The array of physical shortcut buttons are a bonus, though, and they will help you switch between the features you’ll use most often. There are also two easily reached physical dials for the stereo volume and radio tuning.

Turn attention back to the screen and the home menu is very difficult to decipher. It displays a window for the sat-nav, one for the stereo and a third showing you the status of the hybrid system, but they’re so jumbled together you’ll have real trouble reading them or following directions.

If you want the aforementioned satellite navigation then you get it as standard so long as you avoid the entry-level Icon model. It’s relatively easy to pop in an address and add a waypoint, but the maps themselves aren’t particularly clear.

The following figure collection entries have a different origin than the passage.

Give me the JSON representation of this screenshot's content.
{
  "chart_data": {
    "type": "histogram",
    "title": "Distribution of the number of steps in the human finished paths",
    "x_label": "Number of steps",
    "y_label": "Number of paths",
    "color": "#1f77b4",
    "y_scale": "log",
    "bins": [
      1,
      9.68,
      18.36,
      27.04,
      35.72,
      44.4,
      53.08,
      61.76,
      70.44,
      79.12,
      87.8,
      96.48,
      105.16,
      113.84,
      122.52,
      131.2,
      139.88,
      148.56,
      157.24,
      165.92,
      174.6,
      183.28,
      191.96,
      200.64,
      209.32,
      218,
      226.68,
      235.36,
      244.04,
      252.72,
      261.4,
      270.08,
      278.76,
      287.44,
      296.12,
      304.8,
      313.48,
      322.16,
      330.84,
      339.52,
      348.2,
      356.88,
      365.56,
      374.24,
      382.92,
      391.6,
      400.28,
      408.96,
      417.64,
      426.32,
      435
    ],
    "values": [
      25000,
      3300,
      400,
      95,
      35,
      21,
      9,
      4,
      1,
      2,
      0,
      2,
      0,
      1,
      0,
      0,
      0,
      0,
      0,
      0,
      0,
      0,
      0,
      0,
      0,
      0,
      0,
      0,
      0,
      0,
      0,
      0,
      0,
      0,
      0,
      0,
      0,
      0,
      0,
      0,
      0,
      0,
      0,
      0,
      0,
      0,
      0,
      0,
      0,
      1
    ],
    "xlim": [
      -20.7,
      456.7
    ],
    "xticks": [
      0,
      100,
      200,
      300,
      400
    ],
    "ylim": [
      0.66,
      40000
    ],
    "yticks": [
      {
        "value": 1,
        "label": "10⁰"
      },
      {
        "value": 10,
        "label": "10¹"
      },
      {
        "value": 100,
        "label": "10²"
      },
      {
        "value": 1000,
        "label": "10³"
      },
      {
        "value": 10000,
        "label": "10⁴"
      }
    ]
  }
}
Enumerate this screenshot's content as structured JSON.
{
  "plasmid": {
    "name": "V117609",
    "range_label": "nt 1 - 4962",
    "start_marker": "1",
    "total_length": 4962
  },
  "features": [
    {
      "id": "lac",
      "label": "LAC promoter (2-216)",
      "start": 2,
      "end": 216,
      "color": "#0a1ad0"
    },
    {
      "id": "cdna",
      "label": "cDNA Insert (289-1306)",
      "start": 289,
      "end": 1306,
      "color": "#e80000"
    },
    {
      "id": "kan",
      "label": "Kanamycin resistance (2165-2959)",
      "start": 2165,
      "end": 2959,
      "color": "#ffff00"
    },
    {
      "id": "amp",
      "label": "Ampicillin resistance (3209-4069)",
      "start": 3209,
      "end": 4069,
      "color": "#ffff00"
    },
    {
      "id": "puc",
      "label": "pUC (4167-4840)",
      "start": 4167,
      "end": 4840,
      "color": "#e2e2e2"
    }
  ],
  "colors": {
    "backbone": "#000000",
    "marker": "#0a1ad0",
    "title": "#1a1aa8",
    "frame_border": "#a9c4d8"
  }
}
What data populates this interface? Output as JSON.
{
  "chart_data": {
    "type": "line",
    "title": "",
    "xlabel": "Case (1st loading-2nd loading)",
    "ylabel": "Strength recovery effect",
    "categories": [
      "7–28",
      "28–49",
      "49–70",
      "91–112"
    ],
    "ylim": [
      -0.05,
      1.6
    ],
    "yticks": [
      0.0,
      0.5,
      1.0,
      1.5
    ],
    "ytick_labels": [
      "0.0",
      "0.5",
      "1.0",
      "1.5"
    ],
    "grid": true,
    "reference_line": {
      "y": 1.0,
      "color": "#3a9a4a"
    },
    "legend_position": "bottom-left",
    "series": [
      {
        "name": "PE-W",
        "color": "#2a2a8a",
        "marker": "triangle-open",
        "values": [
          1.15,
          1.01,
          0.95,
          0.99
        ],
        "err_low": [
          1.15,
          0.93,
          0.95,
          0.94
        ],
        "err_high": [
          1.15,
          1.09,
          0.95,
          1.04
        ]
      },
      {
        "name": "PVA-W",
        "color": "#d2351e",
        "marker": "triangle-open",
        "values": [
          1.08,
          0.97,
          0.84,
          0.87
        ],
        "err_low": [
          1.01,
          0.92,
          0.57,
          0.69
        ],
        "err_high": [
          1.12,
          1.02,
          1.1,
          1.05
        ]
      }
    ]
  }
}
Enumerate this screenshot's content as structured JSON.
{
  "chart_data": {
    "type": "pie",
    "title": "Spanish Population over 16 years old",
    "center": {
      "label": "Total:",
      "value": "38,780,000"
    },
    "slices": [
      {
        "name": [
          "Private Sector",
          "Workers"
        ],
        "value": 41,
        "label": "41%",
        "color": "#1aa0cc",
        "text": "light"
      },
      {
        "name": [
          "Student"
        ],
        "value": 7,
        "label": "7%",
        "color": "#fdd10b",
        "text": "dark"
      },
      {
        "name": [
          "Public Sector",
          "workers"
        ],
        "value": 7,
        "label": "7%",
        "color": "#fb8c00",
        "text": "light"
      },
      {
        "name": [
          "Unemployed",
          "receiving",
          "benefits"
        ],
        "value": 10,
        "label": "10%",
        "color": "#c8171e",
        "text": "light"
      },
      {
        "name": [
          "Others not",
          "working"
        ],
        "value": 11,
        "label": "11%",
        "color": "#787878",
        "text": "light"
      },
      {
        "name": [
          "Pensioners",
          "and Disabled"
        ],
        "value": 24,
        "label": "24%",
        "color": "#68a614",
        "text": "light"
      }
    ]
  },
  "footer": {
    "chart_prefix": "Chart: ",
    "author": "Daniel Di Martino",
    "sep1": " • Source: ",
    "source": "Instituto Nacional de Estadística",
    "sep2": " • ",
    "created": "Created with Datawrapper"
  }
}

Sure, the graphics are nice and bright, but the system defaults to a very wide zoom which makes spotting upcoming turns rather tricky. You can zoom in manually, but only using the on-screen buttons. Using a pinching motion, which you would on a smartphone, means that the map stops following your progress and stays in a fixed position.

However, if you would rather use one of the navigation apps on your phone then you get Apple CarPlay and Android Auto as standard on all models. You can also use the standard Bluetooth connection to play music from your phone through the car’s stereo, or there’s an aux-in socket if you want to link up using a cable.

Speaking of stereos, you get a fairly nondescript six-speaker system as standard but Excel and Dynamic cars come with the option of an upgraded nine-speaker JBL unit with subwoofer in the boot to deliver clearer, punchier bass notes. It certainly sounds better, but alternatives come with even more impressive stereo upgrades.